A Comissão de Constituição e Justiça e de Cidadania (CCJ) da Câmara dos Deputados, em Brasília, aprovou recentemente a admissibilidade de duas Propostas de Emenda à Constituição (PECs). Elas buscam reduzir a jornada de trabalho no país e eliminar a escala 6x1, um tema de grande interesse para trabalhadores em Rio das Ostras e região.
Essa decisão representa um passo significativo para a melhoria da qualidade de vida e saúde mental dos empregados. As propostas agora seguirão para análise de uma comissão especial antes de serem votadas em plenário.
Propostas em debate
Uma das propostas, a PEC 221/19, de autoria do deputado Reginaldo Lopes (PT-MG), sugere uma redução gradual da jornada semanal. A ideia é diminuir das atuais 44 para 36 horas ao longo de um período de dez anos.
A ela foi apensada a PEC 8/25, apresentada pela deputada Erika Hilton (Psol-SP). Esta proposta prevê uma jornada de trabalho de quatro dias por semana, mantendo o limite de 36 horas no período.
Ambas as iniciativas ganharam força impulsionadas pelo movimento “Vida Além do Trabalho”. Este grupo defende o fim da escala 6x1 como forma de promover a saúde mental e a qualidade de vida dos trabalhadores brasileiros.
A admissibilidade das propostas foi aprovada por unanimidade em votação simbólica. É importante notar que a CCJ avalia apenas a conformidade dos textos com a Constituição Federal. O mérito e o conteúdo das PECs serão debatidos e decididos pela comissão especial.

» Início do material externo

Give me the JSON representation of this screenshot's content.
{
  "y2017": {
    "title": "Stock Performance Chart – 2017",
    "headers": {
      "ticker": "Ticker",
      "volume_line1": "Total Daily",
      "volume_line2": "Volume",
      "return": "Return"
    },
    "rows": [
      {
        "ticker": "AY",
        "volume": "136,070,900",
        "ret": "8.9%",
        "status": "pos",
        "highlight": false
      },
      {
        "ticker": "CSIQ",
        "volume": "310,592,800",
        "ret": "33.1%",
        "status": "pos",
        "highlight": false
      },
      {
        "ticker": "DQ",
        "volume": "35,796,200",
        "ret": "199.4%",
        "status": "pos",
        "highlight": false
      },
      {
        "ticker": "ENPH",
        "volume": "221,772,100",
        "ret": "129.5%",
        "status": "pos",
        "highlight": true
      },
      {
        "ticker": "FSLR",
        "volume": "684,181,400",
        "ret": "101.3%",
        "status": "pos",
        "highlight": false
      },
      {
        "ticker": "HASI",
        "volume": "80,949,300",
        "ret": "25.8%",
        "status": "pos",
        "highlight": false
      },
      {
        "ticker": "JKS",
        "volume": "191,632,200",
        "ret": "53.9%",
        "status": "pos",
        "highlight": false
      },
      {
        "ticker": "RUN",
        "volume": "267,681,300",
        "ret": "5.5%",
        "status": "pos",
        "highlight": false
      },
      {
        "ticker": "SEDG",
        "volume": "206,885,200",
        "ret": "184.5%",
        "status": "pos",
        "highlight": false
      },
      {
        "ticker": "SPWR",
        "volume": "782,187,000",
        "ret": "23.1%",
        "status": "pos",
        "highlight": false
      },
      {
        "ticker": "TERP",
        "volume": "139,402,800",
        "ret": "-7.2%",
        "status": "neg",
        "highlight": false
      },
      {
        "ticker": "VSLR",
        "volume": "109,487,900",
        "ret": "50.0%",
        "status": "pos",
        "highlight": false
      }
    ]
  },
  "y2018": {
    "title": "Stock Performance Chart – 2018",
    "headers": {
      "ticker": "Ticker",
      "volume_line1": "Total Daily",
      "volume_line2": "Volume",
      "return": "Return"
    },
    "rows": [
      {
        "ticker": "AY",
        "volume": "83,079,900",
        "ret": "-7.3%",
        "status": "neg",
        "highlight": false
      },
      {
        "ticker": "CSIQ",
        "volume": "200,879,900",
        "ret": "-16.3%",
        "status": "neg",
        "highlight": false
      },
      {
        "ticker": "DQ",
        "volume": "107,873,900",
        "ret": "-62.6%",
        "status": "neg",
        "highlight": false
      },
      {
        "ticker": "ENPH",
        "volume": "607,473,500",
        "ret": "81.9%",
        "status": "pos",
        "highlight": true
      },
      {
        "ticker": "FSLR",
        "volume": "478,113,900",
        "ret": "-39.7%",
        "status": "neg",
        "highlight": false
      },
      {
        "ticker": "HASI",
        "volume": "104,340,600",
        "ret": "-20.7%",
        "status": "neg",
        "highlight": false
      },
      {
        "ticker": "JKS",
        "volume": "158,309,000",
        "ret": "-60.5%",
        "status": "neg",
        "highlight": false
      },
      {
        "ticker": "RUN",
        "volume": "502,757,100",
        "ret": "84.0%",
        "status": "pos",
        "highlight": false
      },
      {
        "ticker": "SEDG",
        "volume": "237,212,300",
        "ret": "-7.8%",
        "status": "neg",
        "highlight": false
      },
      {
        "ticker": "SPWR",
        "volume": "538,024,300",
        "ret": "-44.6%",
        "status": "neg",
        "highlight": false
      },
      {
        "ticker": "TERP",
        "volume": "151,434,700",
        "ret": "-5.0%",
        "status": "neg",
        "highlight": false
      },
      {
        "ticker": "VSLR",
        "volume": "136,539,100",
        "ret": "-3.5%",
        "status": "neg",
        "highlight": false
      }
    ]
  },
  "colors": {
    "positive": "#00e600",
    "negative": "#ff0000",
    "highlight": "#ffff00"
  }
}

Atualmente, a Constituição Federal estabelece que a jornada normal de trabalho não deve exceder oito horas diárias e 44 horas semanais.
Cenário político
Diante da possibilidade de uma tramitação mais longa para as PECs, e da tentativa da oposição de barrar as propostas, o presidente Luiz Inácio Lula da Silva enviou ao Congresso, na semana passada, um projeto de lei (PL) com urgência constitucional.
O objetivo do PL é também acabar com a escala 6x1 e reduzir a jornada para 40 horas semanais. Um projeto com urgência constitucional exige votação em até 45 dias, sob pena de trancar a pauta do plenário da Câmara.
O presidente da Câmara dos Deputados, Hugo Motta (Republicanos-PB), afirmou que o envio do PL com urgência é uma prerrogativa do governo federal. Contudo, a Câmara continuará com a tramitação das PECs.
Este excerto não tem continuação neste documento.